Uno a cero y el nerviosismo se apoderó de todo el estadio y, fundamentalmente, de los jugadores locales. Iban a cada pelota como si fuera la última. Páez, quien ya estaba amonestado, llegó muy tarde a encimar un rival y casi lo levanta por el aire. Doble amarilla y expulsión.
En los últimos minutos del primer tiempo, Olimpo (obligado por su difícil situación en la tabla) se fue desesperadamente al ataque. Pero buscó, una y otra vez, con los repetidos pelotazos para el grandote Delorte, a quien los defensores de Boca tomaron muy bien de arriba.
Siempre dio la sensación de que si Boca se decidía, marcaba sin problemas la diferencia. Iarley, en una de sus últimas actuaciones con la camiseta de Boca, jugó a lo grande. Tocó con precisión, le sobró profundidad y cada vez que encaró, logró su objetivo de desequilibrar.

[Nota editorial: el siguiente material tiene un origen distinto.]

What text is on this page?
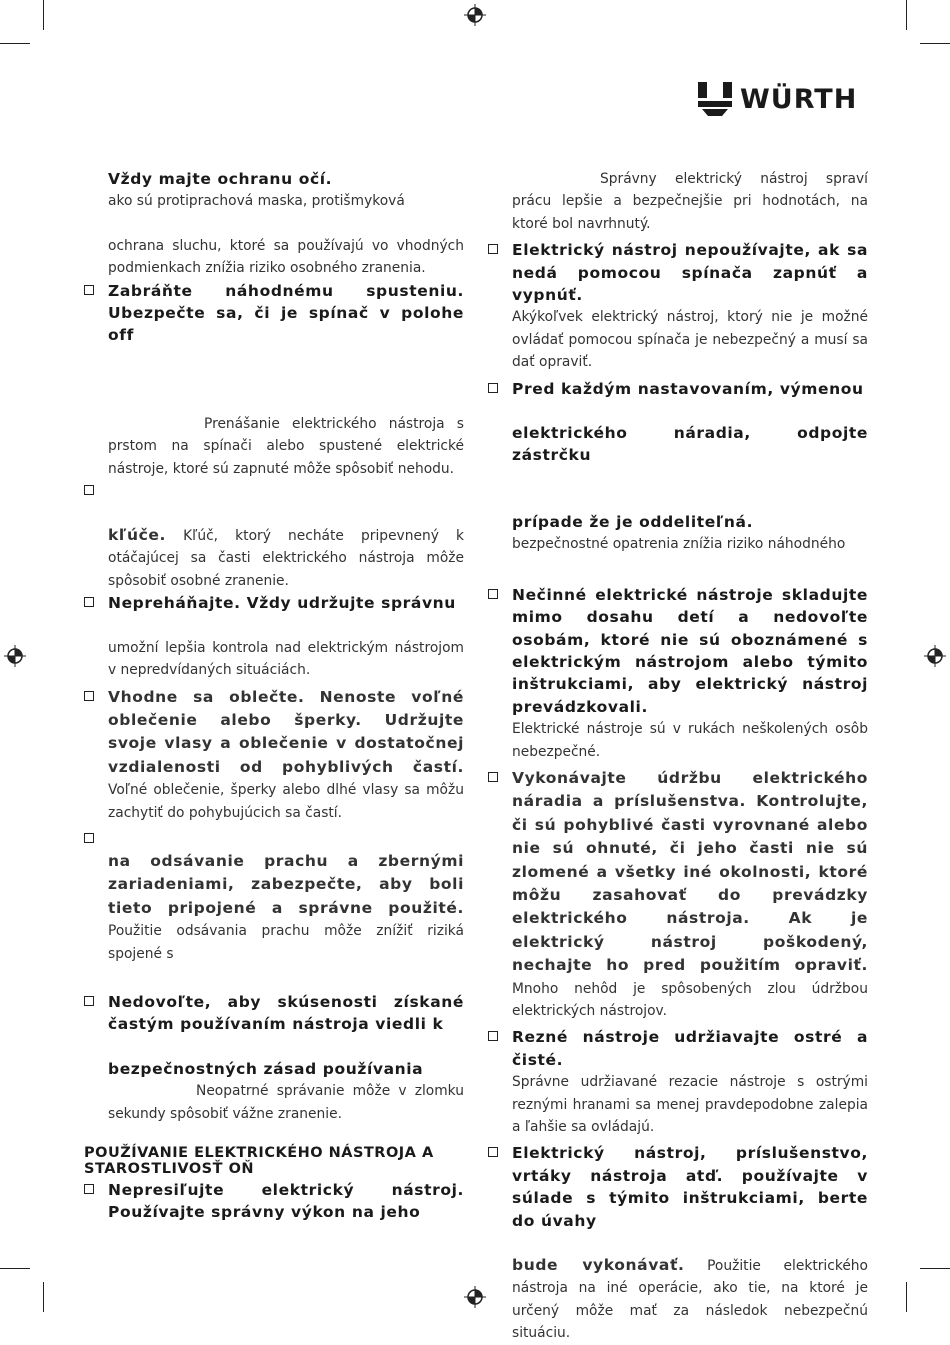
WÜRTH

Vždy majte ochranu očí.

ako sú protiprachová maska, protišmyková

ochrana sluchu, ktoré sa používajú vo vhodných podmienkach znížia riziko osobného zranenia.

Zabráňte náhodnému spusteniu. Ubezpečte sa, či je spínač v polohe off

Prenášanie elektrického nástroja s prstom na spínači alebo spustené elektrické nástroje, ktoré sú zapnuté môže spôsobiť nehodu.

kľúče. Kľúč, ktorý necháte pripevnený k otáčajúcej sa časti elektrického nástroja môže spôsobiť osobné zranenie.

Nepreháňajte. Vždy udržujte správnu

umožní lepšia kontrola nad elektrickým nástrojom v nepredvídaných situáciách.

Vhodne sa oblečte. Nenoste voľné oblečenie alebo šperky. Udržujte svoje vlasy a oblečenie v dostatočnej vzdialenosti od pohyblivých častí. Voľné oblečenie, šperky alebo dlhé vlasy sa môžu zachytiť do pohybujúcich sa častí.

na odsávanie prachu a zbernými zariadeniami, zabezpečte, aby boli tieto pripojené a správne použité. Použitie odsávania prachu môže znížiť riziká spojené s

Nedovoľte, aby skúsenosti získané častým používaním nástroja viedli k

bezpečnostných zásad používania

Neopatrné správanie môže v zlomku sekundy spôsobiť vážne zranenie.

POUŽÍVANIE ELEKTRICKÉHO NÁSTROJA A STAROSTLIVOSŤ OŇ

Nepresiľujte elektrický nástroj. Používajte správny výkon na jeho

Správny elektrický nástroj spraví prácu lepšie a bezpečnejšie pri hodnotách, na ktoré bol navrhnutý.

Elektrický nástroj nepoužívajte, ak sa nedá pomocou spínača zapnúť a vypnúť.

Akýkoľvek elektrický nástroj, ktorý nie je možné ovládať pomocou spínača je nebezpečný a musí sa dať opraviť.

Pred každým nastavovaním, výmenou

elektrického náradia, odpojte zástrčku

prípade že je oddeliteľná.

bezpečnostné opatrenia znížia riziko náhodného

Nečinné elektrické nástroje skladujte mimo dosahu detí a nedovoľte osobám, ktoré nie sú oboznámené s elektrickým nástrojom alebo týmito inštrukciami, aby elektrický nástroj prevádzkovali.

Elektrické nástroje sú v rukách neškolených osôb nebezpečné.

Vykonávajte údržbu elektrického náradia a príslušenstva. Kontrolujte, či sú pohyblivé časti vyrovnané alebo nie sú ohnuté, či jeho časti nie sú zlomené a všetky iné okolnosti, ktoré môžu zasahovať do prevádzky elektrického nástroja. Ak je elektrický nástroj poškodený, nechajte ho pred použitím opraviť. Mnoho nehôd je spôsobených zlou údržbou elektrických nástrojov.

Rezné nástroje udržiavajte ostré a čisté.

Správne udržiavané rezacie nástroje s ostrými reznými hranami sa menej pravdepodobne zalepia a ľahšie sa ovládajú.

Elektrický nástroj, príslušenstvo, vrtáky nástroja atď. používajte v súlade s týmito inštrukciami, berte do úvahy

bude vykonávať. Použitie elektrického nástroja na iné operácie, ako tie, na ktoré je určený môže mať za následok nebezpečnú situáciu.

Pudo aumentar Colautti, cuando recién se estaba armando el segundo tiempo. El delanteró quedó mano a mano con Vivando y en lugar de definir de primera, optó pr tirar la gambeta frontal. La pelota se le fue larga y pasó de largo una situación clara.
Olimpo, a esa altura, no daba señales de vida. Era un equipo partido y sin convicción. Iarley, otra vez, encaró a toda velocidad y le dio bajo. Gol, dos a cero y todo, pero todo, era de Boca. Incluso casi llega el tercero a través de Colautti, que debajo del arco sacó un remate que dio en el ángulo.
Los locales, con más amor propio que fútbol, se fueron con los ojos cerrados hacia adelante. Y en una guapeada (porque fue eso), Laspada logró el descuento.
De ahí en más, Olimpo increíblemente resucitó. Un equipo que está sin vida, sacó fuerza de donde no tenía. Y fue para adelante con un hombre menos. Atacó y atacó, hasta conseguir el empate de Galván. Para darle mayor dramatismo (futbolístico, se entiende) al partido, Laspada tuvo le tercero, cuando probó de media distancia y el arquero respondió con una mano. El rebote le quedó a Delorte, que a dos metros del arco la estrelló contra un palo.
Hubo emoción en los minutos finales. Porque Boca, sin nada que perder, se jugó el resto. Dejó espacios atrás y quedó expuesto a lo peor.
Fue empate, en definitiva. Y Boca ve cómo el título cada vez le queda más lejos.